1. Terrasson, [Jean] de l'Académie Françoise, de celle des Sciences, &c. né à Lyon en 1670, mort à Paris en 1750.

Madame de Lassey disoit de lui, qu'il n'y avoit qu'un homme de beaucoup d'esprit qui pût être d'une pareille imbécillité. L'Abbé Terrasson avoit beaucoup d'esprit, en effet, mais il l'appliqua aussi mal en littérature qu'en finances. Il prit parti dans le Systême de Law, qu'il démontra inébranlable justement la veille de sa chute ; il entra dans la dispute des Anciens & des Modernes, & sa Dissertation contre l'Iliade d'Homere, ne vaut pas mieux que sa Démonstration. Son Roman de Séthos a le malheur d'être ennuyeux ; mais on y trouve des morceaux dignes de l'Auteur du Télémaque. Sa Traduction de l'Histoire universelle de Diodore de Sicile, est estimée & mérite de l'être.

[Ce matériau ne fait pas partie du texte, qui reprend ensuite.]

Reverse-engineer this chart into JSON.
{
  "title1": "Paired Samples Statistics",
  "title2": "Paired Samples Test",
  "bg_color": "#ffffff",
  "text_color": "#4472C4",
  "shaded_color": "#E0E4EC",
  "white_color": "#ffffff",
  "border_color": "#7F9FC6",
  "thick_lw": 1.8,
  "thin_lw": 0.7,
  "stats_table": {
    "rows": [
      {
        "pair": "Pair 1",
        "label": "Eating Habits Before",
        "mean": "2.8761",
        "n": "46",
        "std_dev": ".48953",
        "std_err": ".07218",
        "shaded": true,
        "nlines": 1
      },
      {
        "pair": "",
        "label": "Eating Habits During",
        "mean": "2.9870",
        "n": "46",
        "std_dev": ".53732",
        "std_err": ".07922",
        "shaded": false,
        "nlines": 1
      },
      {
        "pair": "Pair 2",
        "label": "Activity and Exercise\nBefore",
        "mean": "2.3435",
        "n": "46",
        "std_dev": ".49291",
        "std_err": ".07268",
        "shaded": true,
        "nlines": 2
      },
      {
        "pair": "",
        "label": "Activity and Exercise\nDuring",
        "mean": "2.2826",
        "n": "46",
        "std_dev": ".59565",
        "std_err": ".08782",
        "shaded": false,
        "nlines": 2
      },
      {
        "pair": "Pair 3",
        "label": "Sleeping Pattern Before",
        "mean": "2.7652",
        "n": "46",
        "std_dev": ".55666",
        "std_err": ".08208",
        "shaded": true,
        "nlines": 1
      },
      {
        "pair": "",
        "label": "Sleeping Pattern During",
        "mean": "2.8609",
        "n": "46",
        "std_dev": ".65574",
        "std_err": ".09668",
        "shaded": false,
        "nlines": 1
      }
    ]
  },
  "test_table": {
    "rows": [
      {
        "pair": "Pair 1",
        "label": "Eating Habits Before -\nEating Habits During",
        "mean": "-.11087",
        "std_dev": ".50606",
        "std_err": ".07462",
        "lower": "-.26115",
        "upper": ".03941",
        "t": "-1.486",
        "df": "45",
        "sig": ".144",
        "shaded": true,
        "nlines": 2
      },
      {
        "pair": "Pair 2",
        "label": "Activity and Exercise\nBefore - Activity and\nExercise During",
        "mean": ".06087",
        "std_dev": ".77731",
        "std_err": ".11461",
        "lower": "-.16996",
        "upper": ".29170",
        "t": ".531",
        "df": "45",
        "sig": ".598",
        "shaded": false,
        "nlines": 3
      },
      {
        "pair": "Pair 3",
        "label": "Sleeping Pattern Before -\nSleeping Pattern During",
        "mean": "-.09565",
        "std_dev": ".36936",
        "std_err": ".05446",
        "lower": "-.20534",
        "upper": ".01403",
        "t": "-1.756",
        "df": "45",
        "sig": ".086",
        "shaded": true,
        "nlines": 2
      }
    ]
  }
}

La trempe d'ame de l'Abbé Terrasson ressembloit à celle de son esprit, c'est-à-dire qu'elle étoit pleine d'élévation & de simplicité. C'étoit une espece de Lafontaine dans le commerce de la vie. On lui demandoit un jour ce qu'il pensoit d'une Harangue qu'il devoit prononcer : Elle est bonne , dit-il avec plus d'ingénuité que d'orgueil ; je dis très-bonne, tout le monde ne la jugera pas ainsi, mais je m'en inquiete peu. Combien d'Auteurs en ont dit autant de leurs Ouvrages, sans être aussi excusables que lui ? A l'égard de son opulence, il disoit : Je réponds de moi jusqu'à un million. Il la vit s'evanouir en un moment avec la même tranquillité qu'il l'avoit acquise ; & lorsqu'il se trouva réduit au simple nécessaire : Me voilà tiré d'affaire , dit-il ; je revivrai de peu, cela m'est plus commode .

Le même caractere se soutint jusqu'au dernier moment de sa vie. Dans ses derniers jours, il évaluoit en riant le dépérissement des facultés de son ame. Je calculois ce matin , disoit-il un jour à M. Falconet, son ami, que j'ai perdu les quatre cinquiemes de ce que je pouvois avoir de lumieres acquises. Si cela continue, il ne me restera seulement pas la réponse que fit, au moment de mourir, ce bon M. de Lagny, à notre illustre Confrere Maupertuis.

Ce bon M. de Lagny ne s'étoit occupé toute sa vie que de calcul : étant à l'extrémité, sa famille qui l'entouroit, n'en put tirer une seule parole. M. de Maupertuis promit de le faire parler M. de Lagny, lui cria-t-il, le quarré de douze ? Cent quarante-quatre, répondit le mourant. Il expira un instant après.